Governor Andrew Cuomo an-nounced the state had selected Sunrise Wind on July 17. “Ørsted and Eversource will support the state’s ambitious renewable energy goals, establish an enduring offshore wind supply chain and provide new jobs for New Yorkers,” he said in a press release.
The project is apparently only the beginning. There are a half-dozen similar projects in various degrees of planning, all of them to be situated in the waters east and northeast of Montauk off the coasts of Rhode Island and Massachusetts.
This news increased concerns over fisheries in the area. Last week East Wind LLC, which was mulling six locations for wind farms off the coast of Suffolk County, abruptly withdrew its plans.
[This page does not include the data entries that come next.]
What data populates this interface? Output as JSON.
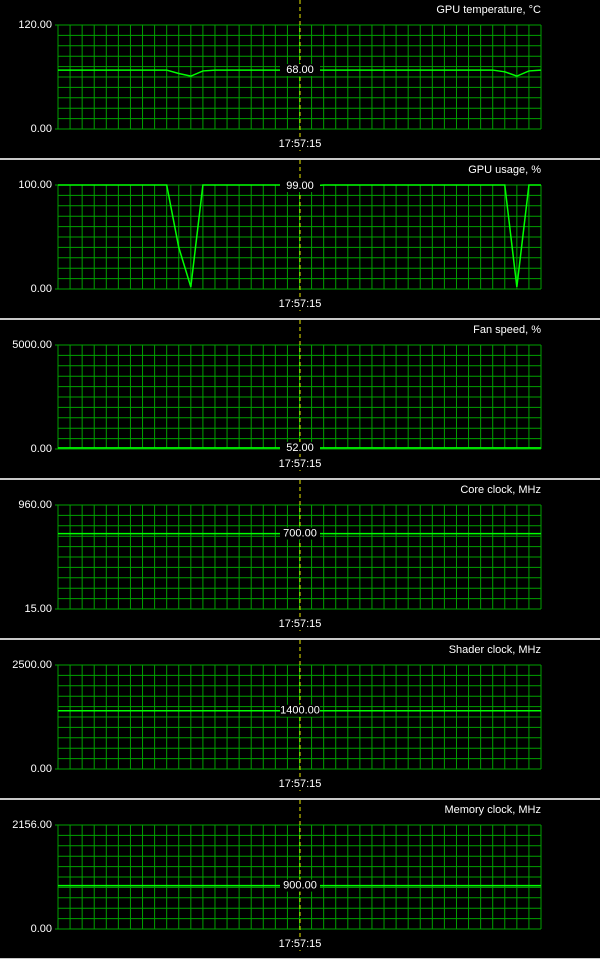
{
  "chart_data": [
    {
      "type": "line",
      "title": "GPU temperature, °C",
      "color": "#00ff00",
      "ylim": [
        0,
        120
      ],
      "yticks": [
        {
          "value": 0,
          "label": "0.00"
        },
        {
          "value": 120,
          "label": "120.00"
        }
      ],
      "values": [
        68,
        68,
        68,
        68,
        68,
        68,
        68,
        68,
        68,
        68,
        64,
        61,
        67,
        68,
        68,
        68,
        68,
        68,
        68,
        68,
        68,
        68,
        68,
        68,
        68,
        68,
        68,
        68,
        68,
        68,
        68,
        68,
        68,
        68,
        68,
        68,
        68,
        66,
        61,
        67,
        68
      ],
      "cursor": {
        "value": 68,
        "label": "68.00"
      },
      "cursor_time": "17:57:15"
    },
    {
      "type": "line",
      "title": "GPU usage, %",
      "color": "#00ff00",
      "ylim": [
        0,
        100
      ],
      "yticks": [
        {
          "value": 0,
          "label": "0.00"
        },
        {
          "value": 100,
          "label": "100.00"
        }
      ],
      "values": [
        100,
        100,
        100,
        100,
        100,
        100,
        100,
        100,
        100,
        100,
        40,
        2,
        100,
        100,
        100,
        100,
        100,
        100,
        100,
        100,
        99,
        99,
        100,
        100,
        100,
        100,
        100,
        100,
        100,
        100,
        100,
        100,
        100,
        100,
        100,
        100,
        100,
        100,
        2,
        100,
        100
      ],
      "cursor": {
        "value": 99,
        "label": "99.00"
      },
      "cursor_time": "17:57:15"
    },
    {
      "type": "line",
      "title": "Fan speed, %",
      "color": "#00ff00",
      "ylim": [
        0,
        5000
      ],
      "yticks": [
        {
          "value": 0,
          "label": "0.00"
        },
        {
          "value": 5000,
          "label": "5000.00"
        }
      ],
      "values": [
        52,
        52,
        52,
        52,
        52,
        52,
        52,
        52,
        52,
        52,
        52,
        52,
        52,
        52,
        52,
        52,
        52,
        52,
        52,
        52,
        52,
        52,
        52,
        52,
        52,
        52,
        52,
        52,
        52,
        52,
        52,
        52,
        52,
        52,
        52,
        52,
        52,
        52,
        52,
        52,
        52
      ],
      "cursor": {
        "value": 52,
        "label": "52.00"
      },
      "cursor_time": "17:57:15"
    },
    {
      "type": "line",
      "title": "Core clock, MHz",
      "color": "#00ff00",
      "ylim": [
        15,
        960
      ],
      "yticks": [
        {
          "value": 15,
          "label": "15.00"
        },
        {
          "value": 960,
          "label": "960.00"
        }
      ],
      "values": [
        700,
        700,
        700,
        700,
        700,
        700,
        700,
        700,
        700,
        700,
        700,
        700,
        700,
        700,
        700,
        700,
        700,
        700,
        700,
        700,
        700,
        700,
        700,
        700,
        700,
        700,
        700,
        700,
        700,
        700,
        700,
        700,
        700,
        700,
        700,
        700,
        700,
        700,
        700,
        700,
        700
      ],
      "cursor": {
        "value": 700,
        "label": "700.00"
      },
      "cursor_time": "17:57:15"
    },
    {
      "type": "line",
      "title": "Shader clock, MHz",
      "color": "#00ff00",
      "ylim": [
        0,
        2500
      ],
      "yticks": [
        {
          "value": 0,
          "label": "0.00"
        },
        {
          "value": 2500,
          "label": "2500.00"
        }
      ],
      "values": [
        1400,
        1400,
        1400,
        1400,
        1400,
        1400,
        1400,
        1400,
        1400,
        1400,
        1400,
        1400,
        1400,
        1400,
        1400,
        1400,
        1400,
        1400,
        1400,
        1400,
        1400,
        1400,
        1400,
        1400,
        1400,
        1400,
        1400,
        1400,
        1400,
        1400,
        1400,
        1400,
        1400,
        1400,
        1400,
        1400,
        1400,
        1400,
        1400,
        1400,
        1400
      ],
      "cursor": {
        "value": 1400,
        "label": "1400.00"
      },
      "cursor_time": "17:57:15"
    },
    {
      "type": "line",
      "title": "Memory clock, MHz",
      "color": "#00ff00",
      "ylim": [
        0,
        2156
      ],
      "yticks": [
        {
          "value": 0,
          "label": "0.00"
        },
        {
          "value": 2156,
          "label": "2156.00"
        }
      ],
      "values": [
        900,
        900,
        900,
        900,
        900,
        900,
        900,
        900,
        900,
        900,
        900,
        900,
        900,
        900,
        900,
        900,
        900,
        900,
        900,
        900,
        900,
        900,
        900,
        900,
        900,
        900,
        900,
        900,
        900,
        900,
        900,
        900,
        900,
        900,
        900,
        900,
        900,
        900,
        900,
        900,
        900
      ],
      "cursor": {
        "value": 900,
        "label": "900.00"
      },
      "cursor_time": "17:57:15"
    }
  ]
}
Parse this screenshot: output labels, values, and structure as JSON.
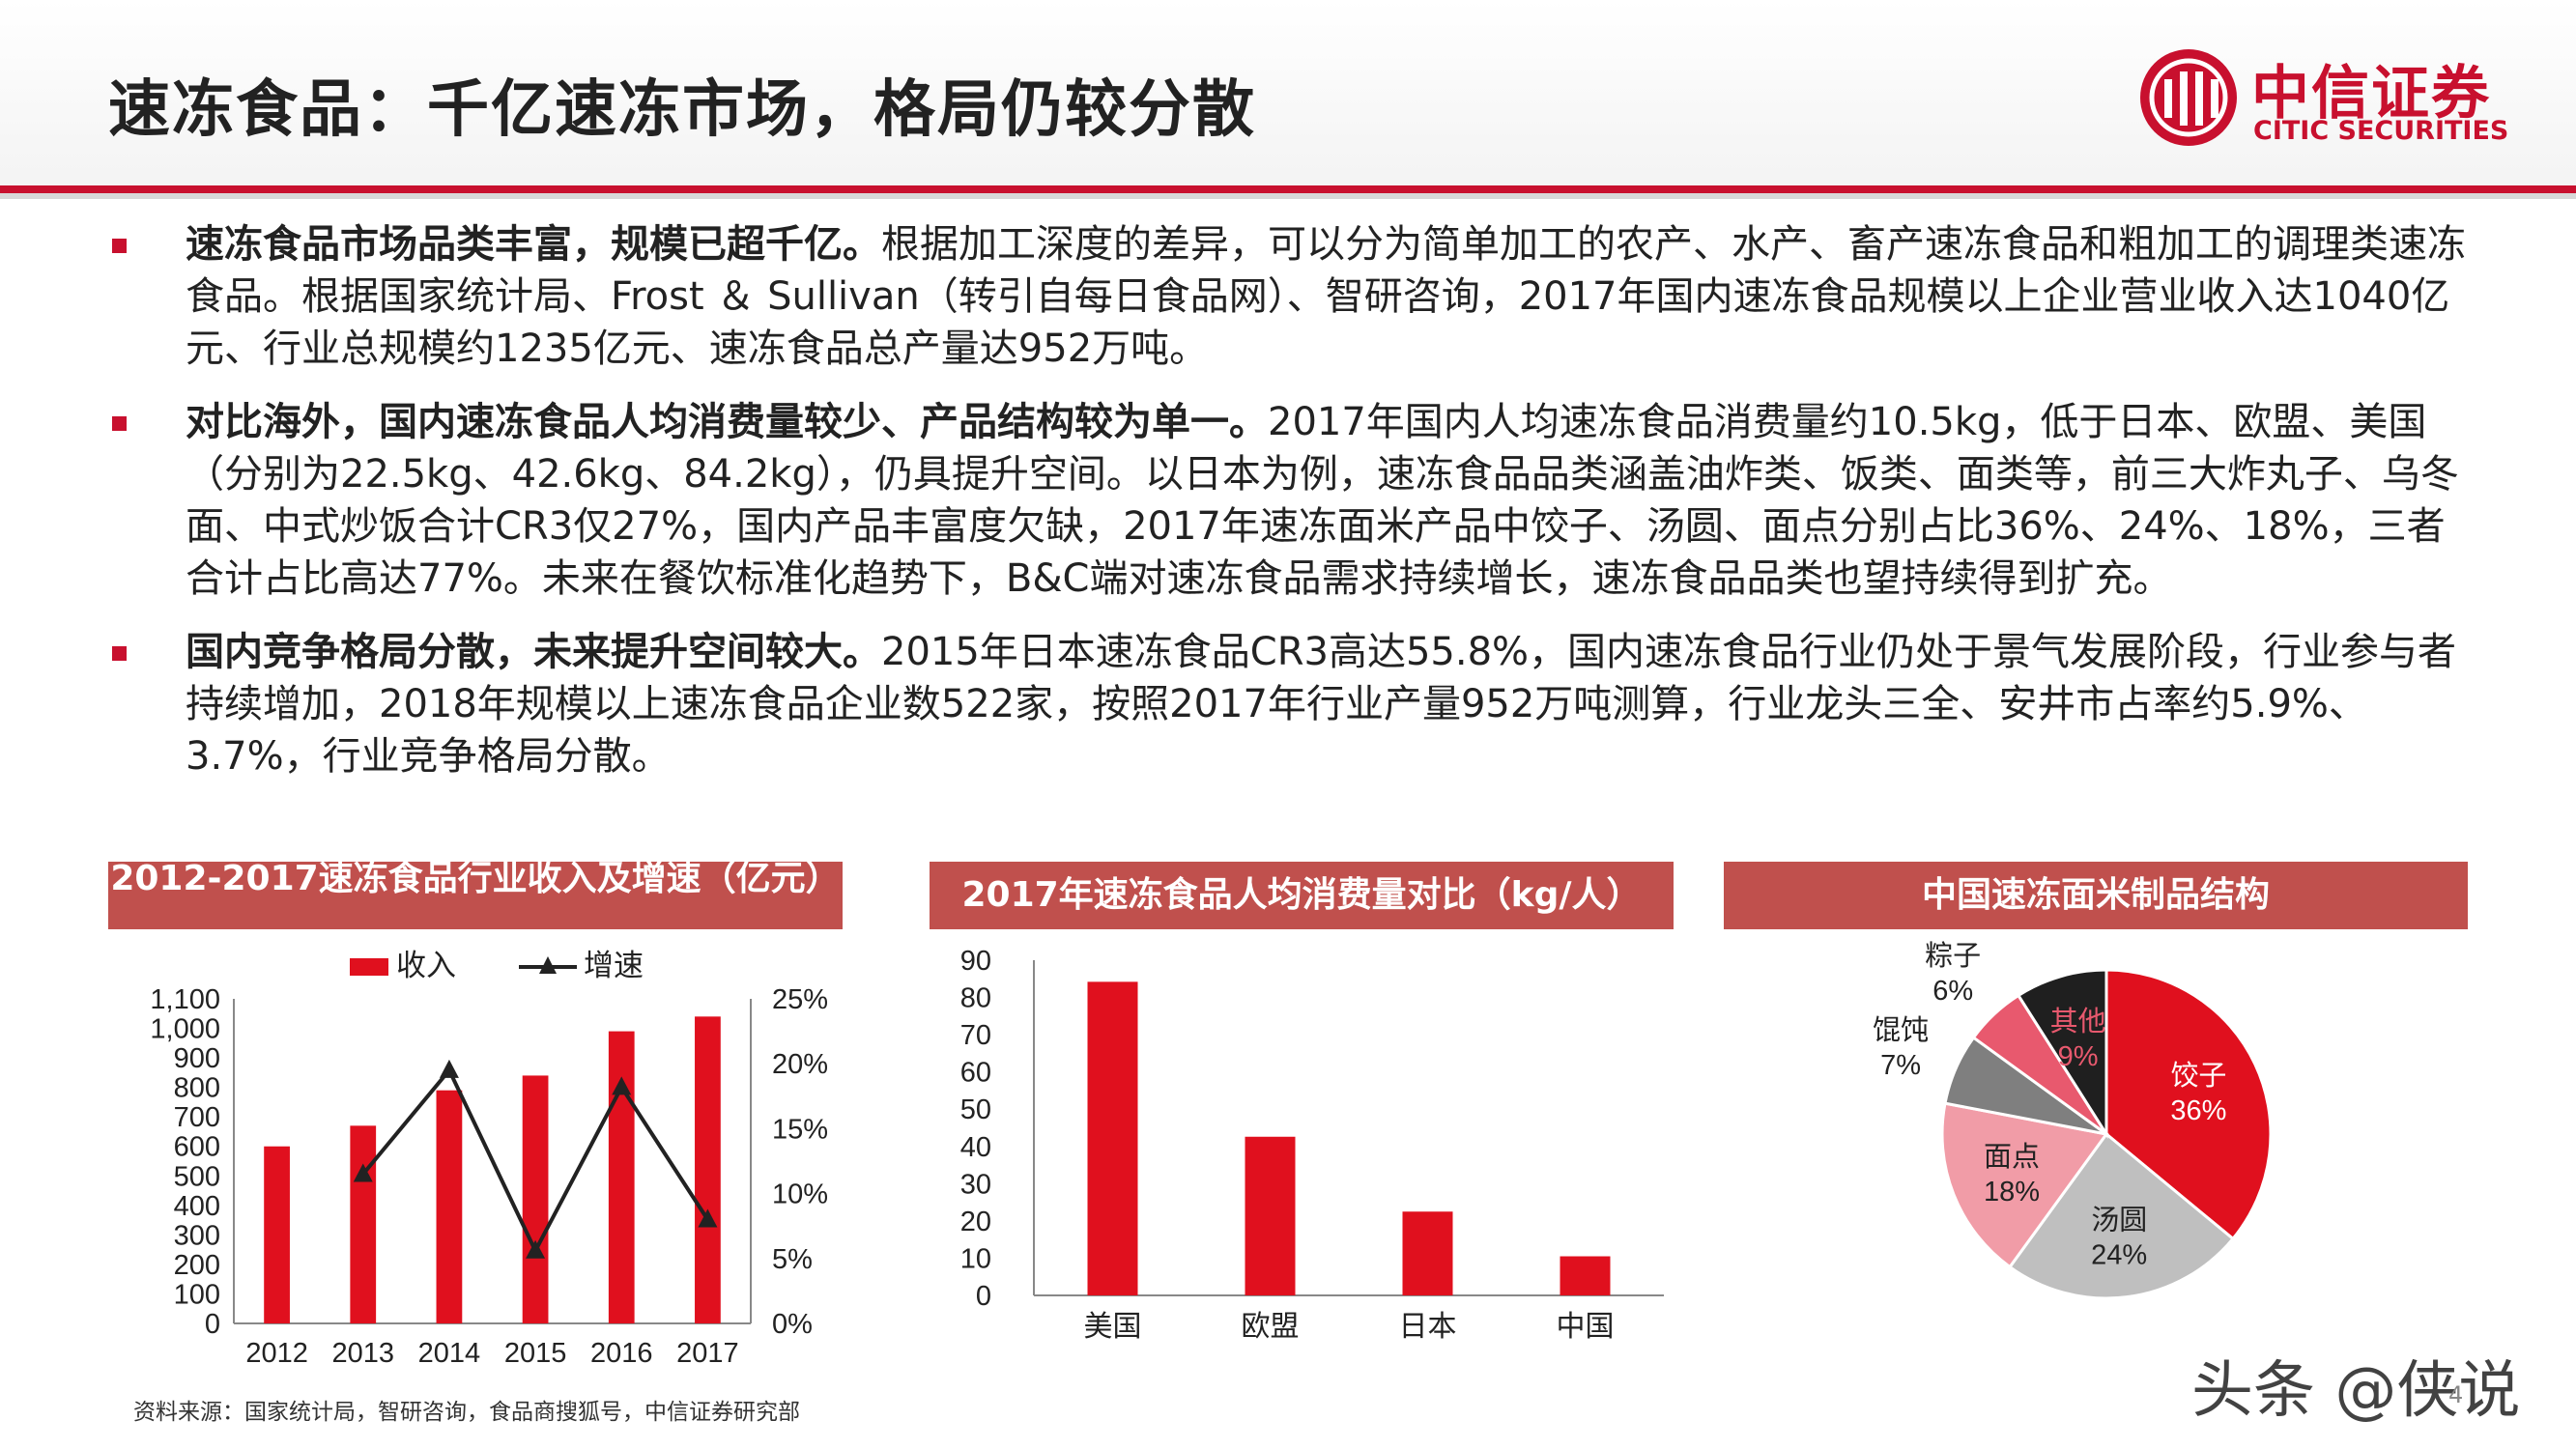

“We attended some of the stakeholder meetings, listened to some of the concerns the fishermen and other users expressed,” said Bill White, a managing director of East Wind. Instead, his company will look at sites further west, as far away as New Jersey.
Preliminary plans filed with the state show there is little interaction between the Sunrise and South Fork Wind Farm projects.
Deepwater, which has since been bought by Ørsted, apparently began the process that culminated with the Sunrise project in October 2013 when the company entered into an agreement with the federal Bureau of Ocean Energy Management to lease the bottomland proposed for the wind farm. But a nearby site was signed by RES America Development Inc.
There is some conjecture Ørsted and yet another company, Bay State Wind, were working like a consolidated group rather than as separate competing companies.
“Power from the Sunrise Wind Farm will be delivered to the local grid in Brookhaven Town via a dedicated transmission line,” said Meagan Wims, a spokeswoman for Ørsted. “No portion of the transmission line for Sunrise Wind will pass through East Hampton Town.”
Sunrise proposes to invest $10 million for a Workforce Training Center and $11 million for a major port infrastructure development fund. The project could be operational by 2024.
Meanwhile, Vineyard Winds, an 84-turbine wind farm off the coast of Rhode Island, has been derailed; there are concerns the underground cable could harm some fish species.